Is there a way to stop a module that was started with runpy.run_module('module')?

Question

I'm attempting to start a discord.py bot that is in a different py file and can successfully get the bot to start, however I'm not sure how to exit/stop the script once i've started it. ctrl+c works if I'm in in the shell however I have a pyqt script running the module and i'd like to keep the launcher up without closing it out as well.
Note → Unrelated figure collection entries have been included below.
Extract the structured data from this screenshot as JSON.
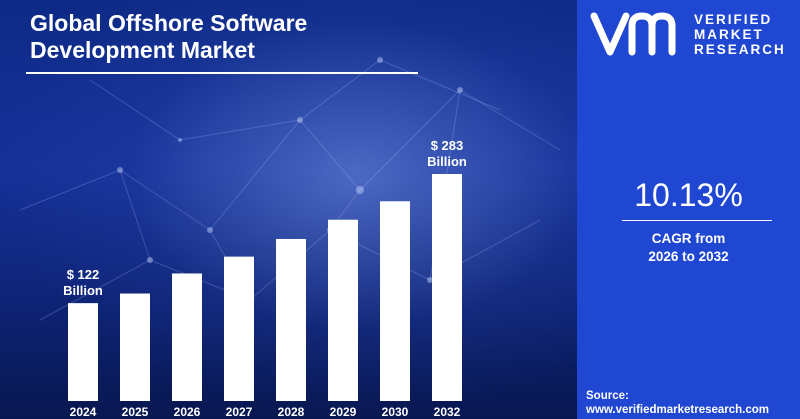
{
  "title_lines": [
    "Global Offshore Software",
    "Development Market"
  ],
  "brand": {
    "line1": "VERIFIED",
    "line2": "MARKET",
    "line3": "RESEARCH"
  },
  "cagr": {
    "value": "10.13%",
    "label_line1": "CAGR from",
    "label_line2": "2026 to 2032"
  },
  "source": {
    "label": "Source:",
    "url": "www.verifiedmarketresearch.com"
  },
  "colors": {
    "panel": "#1f47d2",
    "bar": "#ffffff",
    "text": "#ffffff"
  },
  "chart_data": {
    "type": "bar",
    "title": "Global Offshore Software Development Market",
    "categories": [
      "2024",
      "2025",
      "2026",
      "2027",
      "2028",
      "2029",
      "2030",
      "2032"
    ],
    "values": [
      122,
      134,
      159,
      180,
      202,
      226,
      249,
      283
    ],
    "unit": "Billion",
    "annotations": [
      {
        "category": "2024",
        "line1": "$ 122",
        "line2": "Billion"
      },
      {
        "category": "2032",
        "line1": "$ 283",
        "line2": "Billion"
      }
    ],
    "ylim": [
      0,
      283
    ],
    "grid": false,
    "legend": "none"
  }
}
@click.group(invoke_without_command=True, options_metavar='[options]')
@click.pass_context
@click.option('-c', '--cli', help='launch hangoutcore without a gui.', is_flag=True)
def main(ctx, cli):
    """Launches the bot."""
    if ctx.invoked_subcommand is None:
        # since cli is a bool we can pass it as an environment variable so it can be accessed by any code running in this session.
        os.environ["bot_CLI"] = str(cli)
        print(os.environ["bot_CLI"])
        if not cli:
            try:
                qasync.run(botLauncher())
            except asyncio.exceptions.CancelledError as e:
                print(e)
        else:
            try:
                hangoutcore = runpy.run_module('hangoutcore')
                print(hangoutcore)

            except SystemExit as exception:
                exitcode = exception.code
            else:
                exitcode = 0

Answer 1

It would be better to refactor your hangoutcore to only do important things when you invoke something in it, e.g.

import discordpy, eris, apple, fnord

# ... lots of bot logic

def run():
   ...

and then you can just

import hangoutcore

whenever, and then call

hangoutcore.run()

when you want to do the main thing.